Le pop’lab « Chérie (ecphrasis) » est ainsi un prolongement, un complément à l’exposition, façon double miroir inversé : ici, pas d’images mais leur trace, leur souvenir, leur lecture aussi. Sur fond de trame démultipliée, le cadre des images contient du texte, au format homothétique des pièces présentées dans l’exposition, édité par Matthieu Recarte à partir de rencontres avec Christophe Jacquet. Le DA de Poptronics a tenu à la médiation d’un journaliste (notre réd’chef), cette fonction étant partagée entre graphistes et journalistes.
« Chérie (ecphrasis) » revendique aussi la liberté des images, leur puissance encore active à l’ère du flux permanent. Apaisé et pourtant toujours percutant, le design graphique du directeur artistique de Poptronics lutte pied à pied contre l’effet d’une certaine persistance rétinienne des images, qui nous rendrait aveugles, indifférents. Chez lui au contraire, chaque signe, chaque typographie, chaque visuel porte un message, pas toujours très tendre pour nos contemporains, qui va parfois jusqu’à heurter, frapper les esprits. Des « chéries » tirées de l’imagerie porno sont réduites à l’état de trames, sortes de squelettes numériques évidés, des poulpes et des poissons « cuits à la chaleur du scan » sont transformés en monstres ou hybrides digitaux, d’immenses à-plats noirs font des « faire-part à l’image » et des plateaux de cantine gueulent en écriture filaire un « j’ai faim » explicite.
Ce pop’lab est exceptionnel aussi, puisqu’il sort de son seul format PDF : imprimé à 400 exemplaires, il est présenté aux Arts décoratifs tandis que ses 4 pages centrales, tirées à 1000 exemplaires, servent de feuille de salle, reprenant l’architecture et la scénographie de « Chérie ». Sous les descriptions plus ou moins techniques, froides, à distance, se cachent donc les images de l’exposition et celles qui l’ont « générée ».
A quoi pense un graphiste à l’heure de l’exposition ? Christophe Jacquet propose un jeu, pas forcément ludique, un dispositif pour entrer dans son univers d’artiste. D’un côté la puissance des images, du visuel, des cimaises impressionnantes, des éclairages calibrés, de l’autre le poids des mots, l’ossature et la structure de l’information, le signe réduit à sa plus simple (vraiment ?) expression.
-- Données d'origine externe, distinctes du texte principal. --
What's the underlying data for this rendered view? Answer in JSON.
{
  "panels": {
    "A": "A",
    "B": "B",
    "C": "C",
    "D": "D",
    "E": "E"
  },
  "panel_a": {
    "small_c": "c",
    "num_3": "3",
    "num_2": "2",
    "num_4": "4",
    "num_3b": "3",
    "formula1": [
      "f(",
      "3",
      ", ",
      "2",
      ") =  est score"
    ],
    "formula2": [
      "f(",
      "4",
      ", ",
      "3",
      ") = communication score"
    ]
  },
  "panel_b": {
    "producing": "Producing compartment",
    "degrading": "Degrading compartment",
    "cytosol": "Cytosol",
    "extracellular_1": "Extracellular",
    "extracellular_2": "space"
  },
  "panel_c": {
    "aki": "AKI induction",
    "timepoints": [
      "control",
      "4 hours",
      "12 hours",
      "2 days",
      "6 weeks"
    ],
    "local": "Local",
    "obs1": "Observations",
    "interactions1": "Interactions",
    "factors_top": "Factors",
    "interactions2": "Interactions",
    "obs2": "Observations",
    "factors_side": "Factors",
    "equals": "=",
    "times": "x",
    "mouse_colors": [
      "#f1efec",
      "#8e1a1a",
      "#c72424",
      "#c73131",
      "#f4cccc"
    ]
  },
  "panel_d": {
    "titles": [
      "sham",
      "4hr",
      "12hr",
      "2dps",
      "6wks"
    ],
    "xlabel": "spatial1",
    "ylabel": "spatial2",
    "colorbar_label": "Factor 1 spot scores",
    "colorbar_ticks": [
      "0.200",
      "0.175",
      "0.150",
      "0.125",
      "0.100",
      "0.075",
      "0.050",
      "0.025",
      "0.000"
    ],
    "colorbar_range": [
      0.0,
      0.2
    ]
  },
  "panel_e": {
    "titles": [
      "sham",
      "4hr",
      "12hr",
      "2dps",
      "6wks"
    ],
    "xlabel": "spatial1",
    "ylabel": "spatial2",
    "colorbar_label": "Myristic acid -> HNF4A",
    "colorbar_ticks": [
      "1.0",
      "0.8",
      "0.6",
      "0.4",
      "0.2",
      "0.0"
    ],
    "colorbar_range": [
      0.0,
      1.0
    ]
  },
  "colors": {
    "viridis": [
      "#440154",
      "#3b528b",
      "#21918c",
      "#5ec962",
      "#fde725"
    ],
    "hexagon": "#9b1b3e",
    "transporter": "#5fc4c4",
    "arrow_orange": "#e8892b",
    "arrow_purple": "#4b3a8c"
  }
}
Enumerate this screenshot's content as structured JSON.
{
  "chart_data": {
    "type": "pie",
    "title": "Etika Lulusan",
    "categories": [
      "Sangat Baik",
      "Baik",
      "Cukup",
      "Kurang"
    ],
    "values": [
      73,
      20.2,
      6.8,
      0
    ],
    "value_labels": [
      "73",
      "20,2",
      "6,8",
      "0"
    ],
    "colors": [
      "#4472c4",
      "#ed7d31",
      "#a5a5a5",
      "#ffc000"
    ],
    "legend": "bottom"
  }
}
Avec l’hybridation des supports, toujours en ligne de mire (c’est sous sa direction artistique que Poptronics a notamment réalisé des magazines-affiches pour le festival de l’Ososphère ou pour Chris Marker).
Et puisqu’il faut conjurer le sort, quand toujours, on « se cogne aux images », il est heureux que ce pop’lab numéro 13 soit dévolu à Christophe Jacquet.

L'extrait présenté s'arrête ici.